The Boat That Rocked starts shooting

MUMBAI: Universal Pictures and Working Title Films announced that principal photography began 3 March on The Boat That Rocked, the new comedy about rock and roll, boys and a boat from filmmaker Richard Curtis (Love Actually, Four Weddings and a Funeral). Inspired by the British pirate radio revolution in the ’60s, the majority of the film’s shoot will take place in a large rusty metal fishing trawler moored off the coast of England in the very waters that kept the rock of the ’60s booming into the U.K.

In 1966 — arguably British pop music’s finest era — the BBC played only two hours of rock and roll every week. But pirate radio blasted rock and pop from the high seas 24 hours a day. And 25 million people – more than half the population of Britain — listened to these pirates every single day.

The Boat That Rocked is an ensemble comedy where the romance takes place between the young people of the ’60s and pop music. It’s about a band of rogue DJs that captivated Britain, playing the music that defined a generation and standing up to a government that, incomprehensibly, preferred jazz.

The film has been written by Curtis and will be his second directorial outing, but first non-rom-com.
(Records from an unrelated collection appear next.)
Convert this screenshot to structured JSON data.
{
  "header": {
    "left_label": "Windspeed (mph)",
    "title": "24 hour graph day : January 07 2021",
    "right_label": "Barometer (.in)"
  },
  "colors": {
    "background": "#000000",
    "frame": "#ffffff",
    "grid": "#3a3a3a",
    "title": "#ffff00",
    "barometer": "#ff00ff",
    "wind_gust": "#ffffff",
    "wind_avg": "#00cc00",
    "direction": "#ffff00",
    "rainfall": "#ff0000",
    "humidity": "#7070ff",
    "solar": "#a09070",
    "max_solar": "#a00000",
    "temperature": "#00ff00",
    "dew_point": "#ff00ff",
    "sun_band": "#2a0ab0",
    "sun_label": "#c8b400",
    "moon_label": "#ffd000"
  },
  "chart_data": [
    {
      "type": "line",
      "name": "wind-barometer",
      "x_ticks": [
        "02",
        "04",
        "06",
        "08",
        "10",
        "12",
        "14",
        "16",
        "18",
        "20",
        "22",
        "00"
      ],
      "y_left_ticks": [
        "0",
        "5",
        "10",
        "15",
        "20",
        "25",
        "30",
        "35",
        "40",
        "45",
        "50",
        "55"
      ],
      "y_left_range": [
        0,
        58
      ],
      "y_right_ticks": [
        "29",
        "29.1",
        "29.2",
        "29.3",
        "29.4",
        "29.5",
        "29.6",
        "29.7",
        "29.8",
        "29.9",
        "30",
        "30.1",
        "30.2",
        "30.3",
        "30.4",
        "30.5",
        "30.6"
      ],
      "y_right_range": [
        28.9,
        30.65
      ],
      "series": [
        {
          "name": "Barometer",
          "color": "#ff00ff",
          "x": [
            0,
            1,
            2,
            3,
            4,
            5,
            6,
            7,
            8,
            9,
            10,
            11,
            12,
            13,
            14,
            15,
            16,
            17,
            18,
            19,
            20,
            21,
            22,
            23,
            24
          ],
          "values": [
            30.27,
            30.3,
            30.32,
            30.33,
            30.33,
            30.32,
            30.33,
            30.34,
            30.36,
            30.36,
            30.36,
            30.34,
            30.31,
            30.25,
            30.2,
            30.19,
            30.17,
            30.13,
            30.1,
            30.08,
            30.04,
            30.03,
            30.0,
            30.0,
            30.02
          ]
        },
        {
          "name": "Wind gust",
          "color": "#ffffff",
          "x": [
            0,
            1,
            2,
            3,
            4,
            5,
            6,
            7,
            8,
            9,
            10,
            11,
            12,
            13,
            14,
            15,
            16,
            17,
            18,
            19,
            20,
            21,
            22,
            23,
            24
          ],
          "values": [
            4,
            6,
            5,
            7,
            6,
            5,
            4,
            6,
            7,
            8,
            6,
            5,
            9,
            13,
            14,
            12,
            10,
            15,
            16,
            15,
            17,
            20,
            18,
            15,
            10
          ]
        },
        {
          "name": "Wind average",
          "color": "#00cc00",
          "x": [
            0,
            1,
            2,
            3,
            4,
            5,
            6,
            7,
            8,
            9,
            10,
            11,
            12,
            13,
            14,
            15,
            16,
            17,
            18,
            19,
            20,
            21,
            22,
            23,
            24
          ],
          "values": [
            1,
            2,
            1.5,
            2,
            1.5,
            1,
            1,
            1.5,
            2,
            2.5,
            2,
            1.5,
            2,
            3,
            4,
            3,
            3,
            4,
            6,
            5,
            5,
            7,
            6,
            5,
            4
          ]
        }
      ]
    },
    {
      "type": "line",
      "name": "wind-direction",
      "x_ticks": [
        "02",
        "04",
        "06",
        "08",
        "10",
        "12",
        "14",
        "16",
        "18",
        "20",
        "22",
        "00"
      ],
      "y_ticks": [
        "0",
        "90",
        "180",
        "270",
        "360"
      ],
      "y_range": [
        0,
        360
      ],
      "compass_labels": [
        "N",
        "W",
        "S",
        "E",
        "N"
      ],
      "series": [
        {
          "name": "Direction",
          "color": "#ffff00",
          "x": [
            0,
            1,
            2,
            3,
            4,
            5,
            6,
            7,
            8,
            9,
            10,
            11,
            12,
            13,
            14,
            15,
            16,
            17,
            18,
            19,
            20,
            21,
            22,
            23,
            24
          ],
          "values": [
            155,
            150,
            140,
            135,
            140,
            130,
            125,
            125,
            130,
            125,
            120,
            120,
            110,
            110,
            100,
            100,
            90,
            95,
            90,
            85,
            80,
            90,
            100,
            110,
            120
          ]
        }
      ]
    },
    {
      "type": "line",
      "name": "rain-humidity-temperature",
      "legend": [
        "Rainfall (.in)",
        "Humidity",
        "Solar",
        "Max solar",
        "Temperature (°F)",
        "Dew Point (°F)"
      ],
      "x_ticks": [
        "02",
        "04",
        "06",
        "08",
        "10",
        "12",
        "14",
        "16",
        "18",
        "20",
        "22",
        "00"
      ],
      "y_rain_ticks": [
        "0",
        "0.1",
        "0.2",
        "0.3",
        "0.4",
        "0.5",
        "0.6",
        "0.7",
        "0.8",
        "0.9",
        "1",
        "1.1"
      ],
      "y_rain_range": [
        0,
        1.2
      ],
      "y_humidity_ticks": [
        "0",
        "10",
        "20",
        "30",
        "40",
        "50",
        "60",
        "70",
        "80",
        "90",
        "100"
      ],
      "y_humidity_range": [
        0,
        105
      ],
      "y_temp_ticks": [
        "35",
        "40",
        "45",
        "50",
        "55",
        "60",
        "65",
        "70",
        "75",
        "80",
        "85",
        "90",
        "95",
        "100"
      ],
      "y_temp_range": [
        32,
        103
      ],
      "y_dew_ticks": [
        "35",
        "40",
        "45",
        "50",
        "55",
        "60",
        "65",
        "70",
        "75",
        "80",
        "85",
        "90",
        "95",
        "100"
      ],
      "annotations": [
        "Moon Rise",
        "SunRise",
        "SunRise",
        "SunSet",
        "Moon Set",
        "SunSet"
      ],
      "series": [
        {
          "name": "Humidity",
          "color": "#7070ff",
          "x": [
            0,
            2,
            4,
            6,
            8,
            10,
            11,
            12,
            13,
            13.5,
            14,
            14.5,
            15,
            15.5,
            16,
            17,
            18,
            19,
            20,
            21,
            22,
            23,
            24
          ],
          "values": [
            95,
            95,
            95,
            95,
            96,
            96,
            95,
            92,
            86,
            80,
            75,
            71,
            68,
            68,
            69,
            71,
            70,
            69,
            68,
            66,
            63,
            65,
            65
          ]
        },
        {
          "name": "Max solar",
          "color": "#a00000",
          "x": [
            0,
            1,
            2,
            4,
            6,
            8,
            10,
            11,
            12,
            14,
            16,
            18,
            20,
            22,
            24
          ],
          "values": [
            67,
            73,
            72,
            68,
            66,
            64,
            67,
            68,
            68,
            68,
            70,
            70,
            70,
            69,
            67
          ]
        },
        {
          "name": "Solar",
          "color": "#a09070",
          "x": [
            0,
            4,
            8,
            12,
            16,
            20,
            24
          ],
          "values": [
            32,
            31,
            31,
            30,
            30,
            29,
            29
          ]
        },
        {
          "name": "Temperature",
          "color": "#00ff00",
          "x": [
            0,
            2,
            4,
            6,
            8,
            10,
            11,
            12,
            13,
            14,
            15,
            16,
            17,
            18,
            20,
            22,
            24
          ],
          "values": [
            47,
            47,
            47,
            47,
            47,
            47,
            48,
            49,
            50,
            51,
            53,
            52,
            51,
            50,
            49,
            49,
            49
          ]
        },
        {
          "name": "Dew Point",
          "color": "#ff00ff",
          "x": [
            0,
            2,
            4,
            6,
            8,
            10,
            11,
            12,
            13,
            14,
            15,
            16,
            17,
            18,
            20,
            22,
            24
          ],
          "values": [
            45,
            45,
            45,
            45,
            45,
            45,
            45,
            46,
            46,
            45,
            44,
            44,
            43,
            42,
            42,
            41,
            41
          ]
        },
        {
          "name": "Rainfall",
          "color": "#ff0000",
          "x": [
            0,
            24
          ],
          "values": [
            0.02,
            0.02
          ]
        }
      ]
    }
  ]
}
Leading the cast are Philip Seymour Hoffman (Charlie Wilson’s War, The Savages); Bill Nighy (Love Actually, Pirates of the Caribbean: At World’s End) as; Rhys Ifans (Notting Hill, Elizabeth: The Golden Age); Nick Frost (Hot Fuzz, Shaun of the Dead); and Kenneth Branagh (Harry Potter and the Chamber of Secrets, Hamlet). The film also stars Tom Sturridge, Jack Davenport, Ralph Brown, Chris O’Dowd and January Jones.